If only he was free.
Thoughts of freedom from offending olfactory sensations brought Severus back to the present. He had clearly been part of a potions accident of epic proportions, and considering the antidote on his bedside table it had been quite a while that he had been under.
Of course Severus himself had a stash of antidotes readily available, but apparently they hadn't tried to ransack his personal possessions. Good.
Estrella Beaufort didn't lend her craft for cheap either. That meant that the Headmaster – and ultimately the Order of the Phoenix – had had to spend a Hippogriffs weight in Galleons to rouse their despised agent. Even better.
Clearly the Headmaster had had to reach his grasp beyond his normal web of control, probably because his second best potions master Slughorn had gone and hidden himself too well to be contacted this urgently. Or maybe he had been contacted, but had been able to refuse. Not everyone had a noose made of vows and allegiances around their neck after all.
Speaking of those dreadful shackles controlling his every decision…
Where were they?
Severus forcefully smoothed his forehead and kept pretending to be deeply asleep while he concentrated on the corners of his consciousness, where the Unbreakable Vows and pledges of servitude and life debts usually lingered not unlike the stench of Hogwarts' putrid water.
Nothing.
He carefully ventured to feel his connection to the Dark Lord through his Dark Mark. Usually he wouldn't do this voluntarily because even thinking about the Mark filled his head with burning pain. Just one of the Dark Lords whims. This time, however, he was surprised.

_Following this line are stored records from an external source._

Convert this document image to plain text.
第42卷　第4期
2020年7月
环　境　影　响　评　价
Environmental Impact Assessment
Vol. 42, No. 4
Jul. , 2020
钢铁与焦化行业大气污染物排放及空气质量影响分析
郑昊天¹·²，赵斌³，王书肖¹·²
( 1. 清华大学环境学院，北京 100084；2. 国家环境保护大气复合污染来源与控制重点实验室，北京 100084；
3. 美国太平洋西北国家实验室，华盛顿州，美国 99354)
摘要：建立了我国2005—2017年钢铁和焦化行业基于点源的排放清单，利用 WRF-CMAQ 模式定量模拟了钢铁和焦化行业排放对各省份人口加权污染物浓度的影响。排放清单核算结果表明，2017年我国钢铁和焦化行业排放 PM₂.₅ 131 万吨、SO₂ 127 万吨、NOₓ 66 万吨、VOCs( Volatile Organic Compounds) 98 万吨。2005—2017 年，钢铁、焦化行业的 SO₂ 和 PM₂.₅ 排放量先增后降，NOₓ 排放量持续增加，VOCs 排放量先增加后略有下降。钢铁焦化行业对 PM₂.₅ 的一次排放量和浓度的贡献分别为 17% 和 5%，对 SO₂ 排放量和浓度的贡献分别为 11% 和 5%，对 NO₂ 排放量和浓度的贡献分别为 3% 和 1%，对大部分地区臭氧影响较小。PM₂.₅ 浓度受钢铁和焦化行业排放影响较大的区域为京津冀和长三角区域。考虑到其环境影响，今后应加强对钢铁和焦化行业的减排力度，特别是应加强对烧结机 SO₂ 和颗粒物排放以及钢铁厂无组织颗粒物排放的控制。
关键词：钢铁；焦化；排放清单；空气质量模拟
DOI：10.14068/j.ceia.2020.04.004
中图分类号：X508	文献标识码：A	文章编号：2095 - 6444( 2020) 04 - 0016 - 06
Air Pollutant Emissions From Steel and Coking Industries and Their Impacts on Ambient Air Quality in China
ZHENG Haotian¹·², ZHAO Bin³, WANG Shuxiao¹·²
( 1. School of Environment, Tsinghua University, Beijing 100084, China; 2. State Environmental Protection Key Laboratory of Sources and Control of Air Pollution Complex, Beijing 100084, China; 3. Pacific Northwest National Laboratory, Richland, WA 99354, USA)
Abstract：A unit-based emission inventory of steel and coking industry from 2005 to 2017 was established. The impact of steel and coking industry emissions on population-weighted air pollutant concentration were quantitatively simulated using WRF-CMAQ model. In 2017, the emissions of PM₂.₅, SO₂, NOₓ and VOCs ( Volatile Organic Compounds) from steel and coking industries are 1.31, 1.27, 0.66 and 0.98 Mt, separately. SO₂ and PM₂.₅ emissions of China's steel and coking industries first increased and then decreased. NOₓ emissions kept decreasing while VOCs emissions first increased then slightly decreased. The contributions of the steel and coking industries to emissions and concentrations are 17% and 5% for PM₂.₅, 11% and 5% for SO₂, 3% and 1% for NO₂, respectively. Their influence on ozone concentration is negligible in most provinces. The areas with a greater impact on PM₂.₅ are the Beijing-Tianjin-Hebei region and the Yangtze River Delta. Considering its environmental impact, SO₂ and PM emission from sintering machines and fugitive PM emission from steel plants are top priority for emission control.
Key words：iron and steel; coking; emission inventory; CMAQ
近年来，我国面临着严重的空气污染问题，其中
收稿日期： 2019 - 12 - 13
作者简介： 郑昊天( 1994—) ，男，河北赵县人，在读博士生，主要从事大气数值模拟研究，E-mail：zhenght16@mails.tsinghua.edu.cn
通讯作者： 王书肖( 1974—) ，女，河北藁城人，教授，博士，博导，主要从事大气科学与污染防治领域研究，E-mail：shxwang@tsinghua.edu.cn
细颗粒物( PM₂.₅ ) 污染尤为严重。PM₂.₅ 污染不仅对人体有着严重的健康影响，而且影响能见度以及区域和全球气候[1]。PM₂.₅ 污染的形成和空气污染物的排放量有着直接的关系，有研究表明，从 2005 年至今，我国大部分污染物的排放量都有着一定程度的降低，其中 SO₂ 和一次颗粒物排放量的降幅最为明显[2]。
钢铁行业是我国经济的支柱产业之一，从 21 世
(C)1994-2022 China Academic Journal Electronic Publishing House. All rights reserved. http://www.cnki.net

The connection was not there.
Inky black eyes flew open as the Severus rose from his bed and clutched his arm like he had been bitten by a snake. He tore his sleeve up – and stared.
Where there should have been an ugly tattoo of a skull and a snake, there was unblemished skin.
He was free.
Severus Snape's mind was whirring in the dark hospital wing with the speed of a hurricane. The potions mishap was the only explanation, and now that he considered the combining effects, it wasn't even that improbable that this was the outcome. The potions had obviously combined when Potter had belched fire causing the other two students to douse him in flammable potions and knock him out with double body slams.
His first hypothesis was that Draco had accidentally killed him – or probably that was the effect of the Felix that had shattered in his pocket when he fell. And somehow the Longbottom dunce had given the Forgetfulness Potion his own brand of idiot-savant treatment, and instead of wiping Severus' memories, the potion had wiped the metaphorical memories of his bindings...
Actually, on a second thought, maybe the potions together had just convinced the Unbreakable Vows that he was dead?
After all, all his vows and pledges had included word "to the death". Even he hadn't been stupid enough to bind his afterlife to the cause of others – even though that had almost happened a couple of times.
Occam's Razor would tell him to prefer the second hypothesis. So he would go with it.
But what to do with this newfound freedom?
Should he truly join the cause of the Dark Lord and his merry band of deranged lunatics? Or should he keep helping Puppet Master Dumbledore and his Marionettes of Light? Maybe he should form a third front, a grey front, and use his knowledge to knock both players from the board and lead the magical Britain to a new, better morning without systemic prejudice and a new civil war brewing every generation?
As if…
"Two weeks of detention, mister Longbottom. And two thousand points to Gryffindor", the former potions professor of Hogwarts School of Witchcraft and Wizardry whispered, "And fuck you all equally."
Then he Disillusioned himself and left the Hospital wing with the graceful silence of a veteran double agent. Never to be found or heard of again in Britain.